In my occasional discussions of being Bipolar II ½ (cyclothymic disorder), I discuss the limitations that come with this mental health condition. This past week I got to experience one type of the limitations.
So let me back up a couple of weeks or so. In recent weeks I’ve had what I’ll label as “productive hypomania“:
Hypomania represents the lesser degree of mania. Hypomania is characterized by cheerfulness, increased confidence, increased goal directed activity, decreased need for sleep, over-grooming, disinhibition, etc.

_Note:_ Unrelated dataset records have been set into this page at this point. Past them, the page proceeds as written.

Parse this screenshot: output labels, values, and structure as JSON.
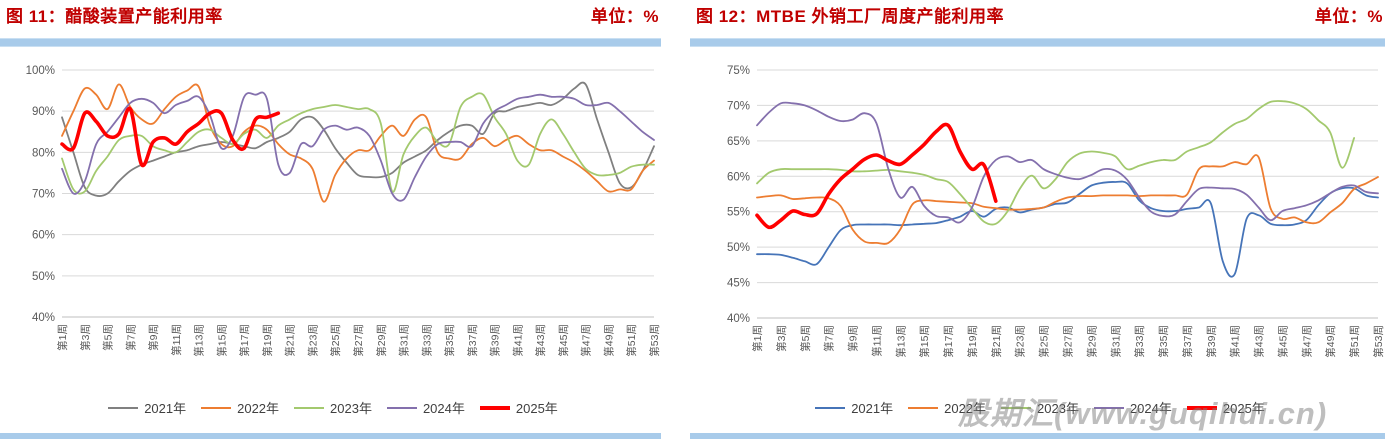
{
  "watermark": "股期汇(www.guqihui.cn)",
  "colors": {
    "title_red": "#C00000",
    "bar_blue": "#A8CBEA",
    "grid": "#D9D9D9",
    "axis_line": "#BFBFBF",
    "tick_text": "#595959"
  },
  "charts": [
    {
      "title": "图 11：醋酸装置产能利用率",
      "unit_label": "单位：%",
      "y_tick_labels": [
        "100%",
        "90%",
        "80%",
        "70%",
        "60%",
        "50%",
        "40%"
      ],
      "y_tick_values": [
        100,
        90,
        80,
        70,
        60,
        50,
        40
      ],
      "weeks": 53,
      "x_tick_labels": [
        "第1周",
        "第3周",
        "第5周",
        "第7周",
        "第9周",
        "第11周",
        "第13周",
        "第15周",
        "第17周",
        "第19周",
        "第21周",
        "第23周",
        "第25周",
        "第27周",
        "第29周",
        "第31周",
        "第33周",
        "第35周",
        "第37周",
        "第39周",
        "第41周",
        "第43周",
        "第45周",
        "第47周",
        "第49周",
        "第51周",
        "第53周"
      ],
      "series": [
        {
          "name": "2021年",
          "color": "#808080",
          "width": 1.8,
          "values": [
            88.5,
            80,
            71.5,
            69.5,
            70,
            73,
            75.5,
            77,
            78,
            79,
            80,
            80.5,
            81.5,
            82,
            82.5,
            82,
            81.5,
            81,
            82.5,
            83.5,
            85,
            88,
            88.5,
            85.5,
            81,
            77.5,
            74.5,
            74,
            74,
            75,
            77.5,
            79,
            80.5,
            83,
            85,
            86.5,
            86.5,
            84.5,
            89.5,
            90,
            91,
            91.5,
            92,
            91.5,
            93,
            95.5,
            96.5,
            88,
            80,
            72.5,
            71.5,
            75.5,
            81.5
          ]
        },
        {
          "name": "2022年",
          "color": "#ED7D31",
          "width": 1.8,
          "values": [
            84,
            90,
            95.5,
            94,
            90.5,
            96.5,
            91,
            88,
            87,
            90.5,
            93.5,
            95,
            96,
            86.5,
            82,
            81.5,
            85,
            86.5,
            85.5,
            82,
            79.5,
            78.5,
            76,
            68,
            74.5,
            78.5,
            80.5,
            80.5,
            84,
            86.5,
            84,
            88,
            88.5,
            80,
            78.5,
            78.5,
            82,
            83.5,
            81.5,
            83,
            84,
            82,
            80.5,
            80.5,
            79,
            77.5,
            75.5,
            73,
            70.5,
            71,
            71,
            75.5,
            78
          ]
        },
        {
          "name": "2023年",
          "color": "#A3C96E",
          "width": 1.8,
          "values": [
            78.5,
            71,
            70.5,
            75.5,
            79,
            83,
            84,
            84,
            81.5,
            80.5,
            80,
            82.5,
            85,
            85.5,
            83.5,
            82,
            84.5,
            85.5,
            83.5,
            86.5,
            88,
            89.5,
            90.5,
            91,
            91.5,
            91,
            90.5,
            90.5,
            87,
            70.5,
            79.5,
            84,
            86,
            82.5,
            82,
            91,
            93.5,
            94,
            88.5,
            84.5,
            78,
            77,
            84.5,
            88,
            84.5,
            80,
            76,
            74.5,
            74.5,
            75,
            76.5,
            77,
            77
          ]
        },
        {
          "name": "2024年",
          "color": "#8470AD",
          "width": 1.8,
          "values": [
            76,
            70,
            73,
            82,
            85,
            88.5,
            92,
            93,
            92,
            89.5,
            91.5,
            92.5,
            93.5,
            89,
            81,
            84,
            93.5,
            94,
            93,
            77,
            75,
            82,
            81.5,
            85.5,
            86.5,
            85.5,
            86,
            84,
            78,
            70,
            68.5,
            74,
            79,
            82,
            82.5,
            82.5,
            81.5,
            87,
            90,
            91.5,
            93,
            93.5,
            94,
            93.5,
            93.5,
            93,
            91.5,
            91.5,
            92,
            90,
            87.5,
            85,
            83
          ]
        },
        {
          "name": "2025年",
          "color": "#FF0000",
          "width": 3.6,
          "values": [
            82,
            81,
            89.5,
            87.5,
            84,
            84.5,
            90.5,
            77,
            82.5,
            83.5,
            82,
            85,
            87,
            89.5,
            89.5,
            83,
            81,
            88,
            88.5,
            89.5
          ]
        }
      ]
    },
    {
      "title": "图 12：MTBE 外销工厂周度产能利用率",
      "unit_label": "单位：%",
      "y_tick_labels": [
        "75%",
        "70%",
        "65%",
        "60%",
        "55%",
        "50%",
        "45%",
        "40%"
      ],
      "y_tick_values": [
        75,
        70,
        65,
        60,
        55,
        50,
        45,
        40
      ],
      "weeks": 53,
      "x_tick_labels": [
        "第1周",
        "第3周",
        "第5周",
        "第7周",
        "第9周",
        "第11周",
        "第13周",
        "第15周",
        "第17周",
        "第19周",
        "第21周",
        "第23周",
        "第25周",
        "第27周",
        "第29周",
        "第31周",
        "第33周",
        "第35周",
        "第37周",
        "第39周",
        "第41周",
        "第43周",
        "第45周",
        "第47周",
        "第49周",
        "第51周",
        "第53周"
      ],
      "series": [
        {
          "name": "2021年",
          "color": "#4674B8",
          "width": 1.8,
          "values": [
            49,
            49,
            48.9,
            48.5,
            48,
            47.6,
            50,
            52.4,
            53.1,
            53.2,
            53.2,
            53.2,
            53.1,
            53.2,
            53.3,
            53.4,
            53.8,
            54.3,
            55.1,
            54.3,
            55.4,
            55.6,
            54.9,
            55.3,
            55.6,
            56.1,
            56.3,
            57.5,
            58.7,
            59.1,
            59.2,
            59,
            56.6,
            55.5,
            55.1,
            55.1,
            55.4,
            55.6,
            56.2,
            48,
            46.2,
            54,
            54.5,
            53.3,
            53.1,
            53.2,
            53.8,
            55.9,
            57.6,
            58.3,
            58.3,
            57.3,
            57
          ]
        },
        {
          "name": "2022年",
          "color": "#ED7D31",
          "width": 1.8,
          "values": [
            57,
            57.2,
            57.3,
            56.8,
            56.9,
            57,
            56.9,
            55.8,
            52.5,
            50.8,
            50.6,
            50.6,
            52.5,
            56,
            56.6,
            56.5,
            56.4,
            56.3,
            56.2,
            55.7,
            55.5,
            55.3,
            55.3,
            55.4,
            55.6,
            56.4,
            57,
            57.2,
            57.2,
            57.3,
            57.3,
            57.3,
            57.2,
            57.3,
            57.3,
            57.3,
            57.4,
            61,
            61.4,
            61.4,
            62,
            61.7,
            62.7,
            55.5,
            54,
            54.2,
            53.5,
            53.5,
            54.9,
            56.2,
            58.2,
            59,
            59.9
          ]
        },
        {
          "name": "2023年",
          "color": "#A3C96E",
          "width": 1.8,
          "values": [
            59,
            60.5,
            61,
            61,
            61,
            61,
            61,
            60.9,
            60.7,
            60.7,
            60.8,
            60.9,
            60.7,
            60.5,
            60.2,
            59.6,
            59.2,
            57.5,
            55.5,
            53.6,
            53.3,
            55.1,
            58.2,
            60.1,
            58.3,
            59.6,
            62,
            63.2,
            63.5,
            63.3,
            62.8,
            61,
            61.5,
            62,
            62.3,
            62.3,
            63.5,
            64.1,
            64.8,
            66.2,
            67.4,
            68.1,
            69.5,
            70.5,
            70.6,
            70.3,
            69.5,
            67.9,
            66.2,
            61.2,
            65.4
          ]
        },
        {
          "name": "2024年",
          "color": "#8470AD",
          "width": 1.8,
          "values": [
            67.2,
            69,
            70.3,
            70.3,
            70,
            69.3,
            68.4,
            67.8,
            68,
            68.9,
            67.5,
            61,
            57,
            58.5,
            55.8,
            54.4,
            54.2,
            53.5,
            55.6,
            60,
            62.3,
            62.8,
            62,
            62.3,
            61,
            60.3,
            59.8,
            59.6,
            60.2,
            61,
            60.8,
            59.5,
            57,
            55,
            54.4,
            54.6,
            56.5,
            58.2,
            58.4,
            58.3,
            58.2,
            57.4,
            55.6,
            53.8,
            55.1,
            55.5,
            55.9,
            56.6,
            57.6,
            58.5,
            58.7,
            57.8,
            57.6
          ]
        },
        {
          "name": "2025年",
          "color": "#FF0000",
          "width": 3.6,
          "values": [
            54.5,
            52.8,
            53.8,
            55.1,
            54.6,
            54.7,
            57.5,
            59.6,
            61,
            62.4,
            63,
            62.2,
            61.7,
            63,
            64.5,
            66.3,
            67.2,
            63.5,
            61,
            61.6,
            56.5
          ]
        }
      ]
    }
  ]
}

Through NetRoots Nation, I experienced that productive hypomania. The day after I returned home, I experienced what I’d label as significant “energy depression.” In this past week I’ve had many of the physical symptoms of depression, such as being extremely tired (with lots of sleeping), and a kind of in a “brain fog” — very hard to think clearly. I feel physically like I’m like I do when emotionally depressed, without actually being — or feeling — emotionally depressed. It’s an odd state to be in, for sure. Fortunately I know from past experience that this kind of non-depression depression passes with time.
That said, I’m medically retired specifically because…well, sometimes the unproductive kind of hypomania (extreme restlessness, mind racing through thoughts, easy distractibility, and even pressured speech), as well as the different forms of depression I experience, leave me with with little ability to be productive. So physical depression, but not mental depression, left me unproductive this past week.

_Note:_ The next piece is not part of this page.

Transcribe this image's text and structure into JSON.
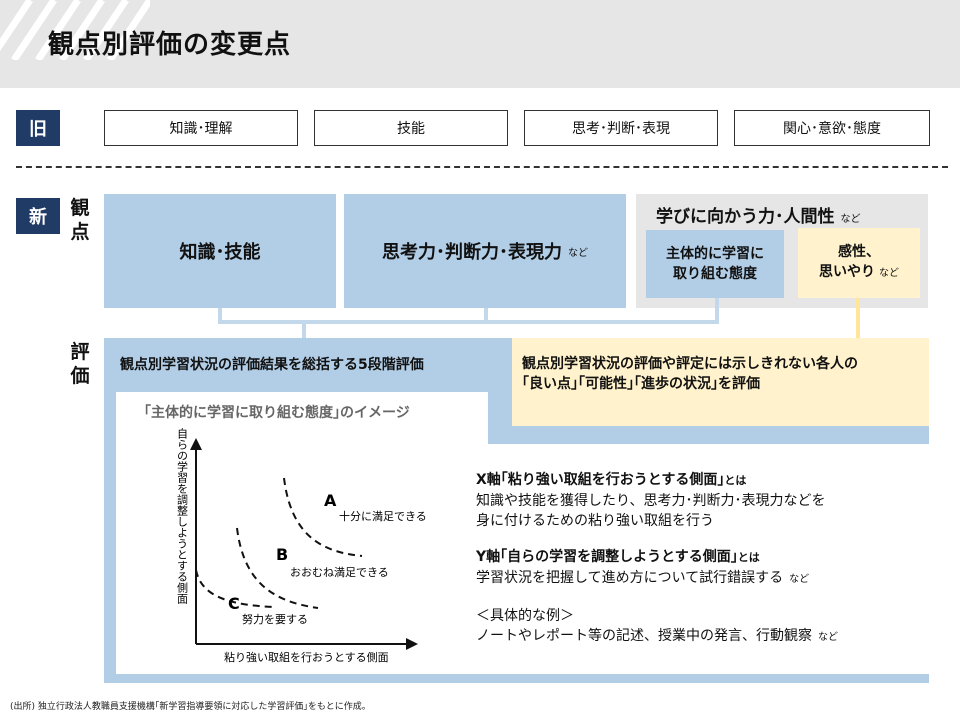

I appear to be coming out of my physical depression. This could just as easily be a small spike upwards; however, in a slower climb out of physical depression — I just won’t know until I’m all the way through this phase.
Anywho, I’m talking about my Bipolar II ½ condition because just like being out as lesbian, gay, bisexual, and/or transgender can be societally stigmatizing, so can having a mental illness be societally stigmatizing. I’m being out as Bipolar II ½ for pretty much the same reason I’m out as transgender — being out changes the world.